There is equally little to report on US fiscal stimulus.

The EU starts its summit today happy the rule-of-law stand-off with Poland and Hungary over the 2021 budget has been "resolved". A German-brokered deal was struck yesterday, but with no transparency whatsoever, which seems to run counter to the whole rule-of-law thing. The press suggest the importance of EU rule of law will be entrenched – but any financial sanctions stemming from breaches of it can't be triggered before the European Court of Justice has ruled on the matter, which will take more than a year. So nothing is fundamentally resolved and yet everyone gets to claim victory and the money they want in 2021 - and so markets are happy. EUR tested to nearly 1.2150 yesterday but is just under 1.21 at time of writing.

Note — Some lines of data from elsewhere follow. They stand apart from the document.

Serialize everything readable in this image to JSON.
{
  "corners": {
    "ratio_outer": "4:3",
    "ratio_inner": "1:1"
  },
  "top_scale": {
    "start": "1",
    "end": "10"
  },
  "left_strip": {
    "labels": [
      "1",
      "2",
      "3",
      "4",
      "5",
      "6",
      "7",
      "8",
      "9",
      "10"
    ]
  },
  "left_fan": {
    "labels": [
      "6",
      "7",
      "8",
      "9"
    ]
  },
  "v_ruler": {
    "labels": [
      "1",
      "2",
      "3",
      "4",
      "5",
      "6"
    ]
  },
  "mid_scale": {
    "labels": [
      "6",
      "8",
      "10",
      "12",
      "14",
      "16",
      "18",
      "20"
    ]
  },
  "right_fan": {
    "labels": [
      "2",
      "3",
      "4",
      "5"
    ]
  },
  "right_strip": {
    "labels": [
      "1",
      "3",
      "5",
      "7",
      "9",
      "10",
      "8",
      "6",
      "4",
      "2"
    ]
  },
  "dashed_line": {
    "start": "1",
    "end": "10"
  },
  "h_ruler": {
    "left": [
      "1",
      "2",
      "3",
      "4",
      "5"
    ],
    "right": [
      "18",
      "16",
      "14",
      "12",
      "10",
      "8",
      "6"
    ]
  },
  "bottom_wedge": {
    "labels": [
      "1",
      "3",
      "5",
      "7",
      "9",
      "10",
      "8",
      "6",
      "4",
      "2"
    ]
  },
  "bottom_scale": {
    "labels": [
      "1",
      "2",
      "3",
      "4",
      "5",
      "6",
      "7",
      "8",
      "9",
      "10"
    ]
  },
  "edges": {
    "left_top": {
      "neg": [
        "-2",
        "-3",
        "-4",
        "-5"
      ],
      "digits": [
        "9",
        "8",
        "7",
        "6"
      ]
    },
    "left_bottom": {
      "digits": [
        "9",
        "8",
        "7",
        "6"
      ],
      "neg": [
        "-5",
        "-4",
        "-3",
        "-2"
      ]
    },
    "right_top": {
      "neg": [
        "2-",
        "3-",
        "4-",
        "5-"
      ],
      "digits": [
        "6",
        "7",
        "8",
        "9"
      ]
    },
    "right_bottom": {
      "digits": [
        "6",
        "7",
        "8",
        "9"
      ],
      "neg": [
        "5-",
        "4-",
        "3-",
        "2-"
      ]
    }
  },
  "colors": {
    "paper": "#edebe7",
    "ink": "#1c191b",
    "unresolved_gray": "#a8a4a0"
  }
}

The next big EU discussion point is Turkey: will the bloc agree on sweeping financial sanctions over Turkish actions in the Med? Of course not. Bloomberg reports the EU are "poised to reiterate the threat" of punitive sanctions, falling short of Greek demands. They will also seek to coordinate with the US. On which, the must-pass end of year US defence bill says the US president must sanction Turkey over its S-400 military purchase from Russia.

The ECB will meet today. We expect it to 'recalibrate' policy, with a very clear message that easing will be based around PEPP and TLTRO; they will choose stability over flexibility by extending both PEPP and the TLTRO discount by 12 months, pinning policy through H1 2022; and by shifting focus on the duration of PEPP, blurring the line between forward guidance and (implicit) yield curve control. While the size of the ECB package may initially disappoint inflated market expectations, its duration should be supportive. In short, rates on hold forever and more acronyms, more QE, more market distortion, and more attempts at upbeat messaging.